The other performers include: Naveen Richard, who has established himself through sketch comedy; Sonali Thakker, known for a self-deprecating humour; and Anuvab Pal, the first Indian comic to perform at the London Comedy Store.
Richard said he had picked his favourite bits from previous shows, focusing on plain and simple observational stuff he thinks will work in Melbourne.
Pal on the other hand was still working on his set and said he might use some of the colonisation jokes from his well-known set Empire.
Skilled in their respective niches of comedy, be it stand-up, sketch or improv, they all have a different writing process.
“I’ll think of a joke, write it down, try it at open mics, rewrite it and then improvise it,” said Surka.
Richard takes a different approach. “I take pointers on my phone, try to write that bit, eventually find something else from that, try the second thing at an open mic and find a good ending to it all somewhere along the way,” he said.
Pal focuses on stories. “I write scripts and because of that habit, a lot of my stand-up has to do with stories, where I am having a conversation with someone. I sometimes tend to go on stage and decide if I need last-minute changes,” he said.
In the Indian stand-up comedy scene, content generation is becoming a challenge, the three of them agreed. The competition is high and the pressure is on.
Pal pointed to politics as an example. “The politicians and others associated themselves are churning out so much comedy that as comedians we are having to dilute out stuff,” he said.

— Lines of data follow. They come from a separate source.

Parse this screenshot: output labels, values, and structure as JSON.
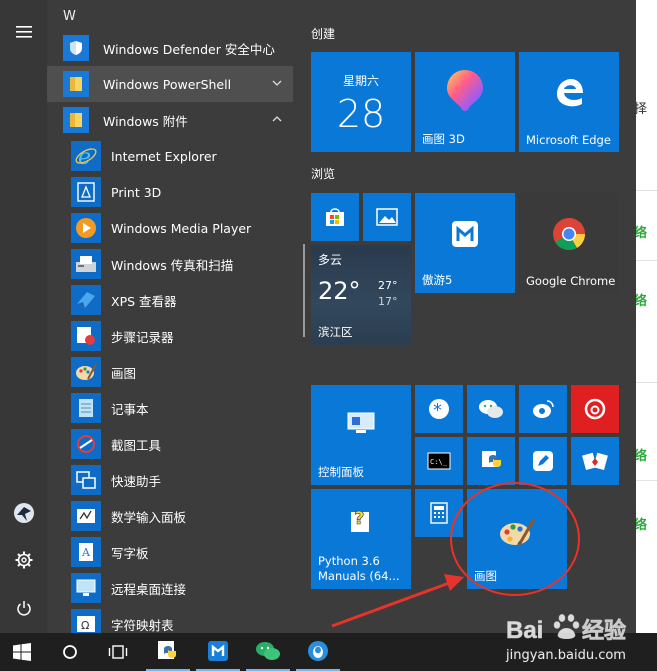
{
  "background_page": {
    "snippet_1": "择",
    "snippet_2": "络",
    "snippet_3": "络",
    "snippet_4": "络",
    "snippet_5": "络"
  },
  "app_list": {
    "section_letter": "W",
    "items": [
      {
        "label": "Windows Defender 安全中心",
        "icon": "shield-icon"
      },
      {
        "label": "Windows PowerShell",
        "icon": "folder-icon"
      },
      {
        "label": "Windows 附件",
        "icon": "folder-icon"
      },
      {
        "label": "Internet Explorer",
        "icon": "internet-explorer-icon"
      },
      {
        "label": "Print 3D",
        "icon": "print-3d-icon"
      },
      {
        "label": "Windows Media Player",
        "icon": "media-player-icon"
      },
      {
        "label": "Windows 传真和扫描",
        "icon": "fax-scan-icon"
      },
      {
        "label": "XPS 查看器",
        "icon": "xps-viewer-icon"
      },
      {
        "label": "步骤记录器",
        "icon": "steps-recorder-icon"
      },
      {
        "label": "画图",
        "icon": "paint-icon"
      },
      {
        "label": "记事本",
        "icon": "notepad-icon"
      },
      {
        "label": "截图工具",
        "icon": "snipping-tool-icon"
      },
      {
        "label": "快速助手",
        "icon": "quick-assist-icon"
      },
      {
        "label": "数学输入面板",
        "icon": "math-input-icon"
      },
      {
        "label": "写字板",
        "icon": "wordpad-icon"
      },
      {
        "label": "远程桌面连接",
        "icon": "remote-desktop-icon"
      },
      {
        "label": "字符映射表",
        "icon": "character-map-icon"
      }
    ]
  },
  "groups": {
    "create": "创建",
    "browse": "浏览"
  },
  "tiles": {
    "calendar": {
      "weekday": "星期六",
      "day": "28"
    },
    "paint3d": "画图 3D",
    "edge": "Microsoft Edge",
    "weather": {
      "condition": "多云",
      "temp": "22°",
      "high": "27°",
      "low": "17°",
      "location": "滨江区"
    },
    "maxthon": "傲游5",
    "chrome": "Google Chrome",
    "control_panel": "控制面板",
    "python_manuals": "Python 3.6 Manuals (64...",
    "paint": "画图"
  },
  "annotation": {
    "color": "#e8332a"
  },
  "watermark": {
    "brand": "Bai",
    "brand_tail": "经验",
    "url": "jingyan.baidu.com"
  },
  "colors": {
    "tile_blue": "#0a78d7",
    "start_bg": "#3c3c3c",
    "taskbar_bg": "#1f1f1f"
  }
}
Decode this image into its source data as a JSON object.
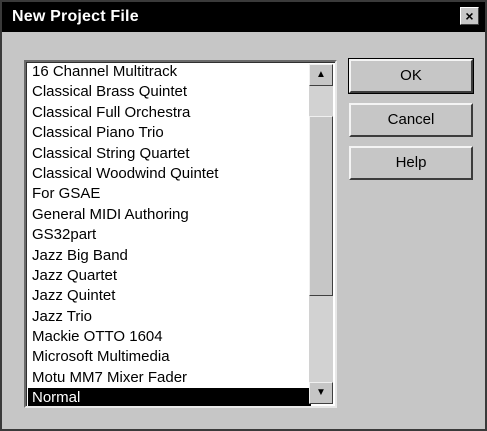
{
  "dialog": {
    "title": "New Project File",
    "close_label": "×"
  },
  "list": {
    "items": [
      "16 Channel Multitrack",
      "Classical Brass Quintet",
      "Classical Full Orchestra",
      "Classical Piano Trio",
      "Classical String Quartet",
      "Classical Woodwind Quintet",
      "For GSAE",
      "General MIDI Authoring",
      "GS32part",
      "Jazz Big Band",
      "Jazz Quartet",
      "Jazz Quintet",
      "Jazz Trio",
      "Mackie OTTO 1604",
      "Microsoft Multimedia",
      "Motu MM7 Mixer Fader",
      "Normal"
    ],
    "selected": "Normal",
    "scroll_up": "▲",
    "scroll_down": "▼"
  },
  "buttons": {
    "ok": "OK",
    "cancel": "Cancel",
    "help": "Help"
  }
}
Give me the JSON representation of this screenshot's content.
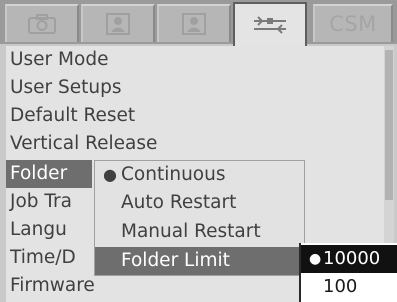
{
  "tabs": [
    {
      "icon": "camera-icon",
      "label": ""
    },
    {
      "icon": "portrait-icon",
      "label": ""
    },
    {
      "icon": "portrait-alt-icon",
      "label": ""
    },
    {
      "icon": "tools-icon",
      "label": ""
    },
    {
      "icon": "",
      "label": "CSM"
    }
  ],
  "menu": {
    "items": [
      "User Mode",
      "User Setups",
      "Default Reset",
      "Vertical Release",
      "Folder",
      "Job Tra",
      "Langu",
      "Time/D",
      "Firmware"
    ],
    "selected_index": 4
  },
  "submenu": {
    "items": [
      "Continuous",
      "Auto Restart",
      "Manual Restart",
      "Folder Limit"
    ],
    "checked_index": 0,
    "selected_index": 3
  },
  "submenu2": {
    "items": [
      "10000",
      "100"
    ],
    "selected_index": 0
  },
  "colors": {
    "tabbar": "#9a9a9a",
    "menu_bg": "#e3e3e3",
    "highlight": "#6e6e6e",
    "text": "#404040"
  }
}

“This is both a good and bad thing.”
Surka, with her cheerful and happy persona on stage, and Pal, with his dry and clever humour, are veterans of the Indian comedy scene. Coupled with Richard’s close-to-perfect impressions and Thakker’s unique performance style, this is one show you don't want to miss.
The Indian All-Star Comedy Showcase runs at the Pavilion and the Forum from tomorrow tonight, April 19, 20 and 21.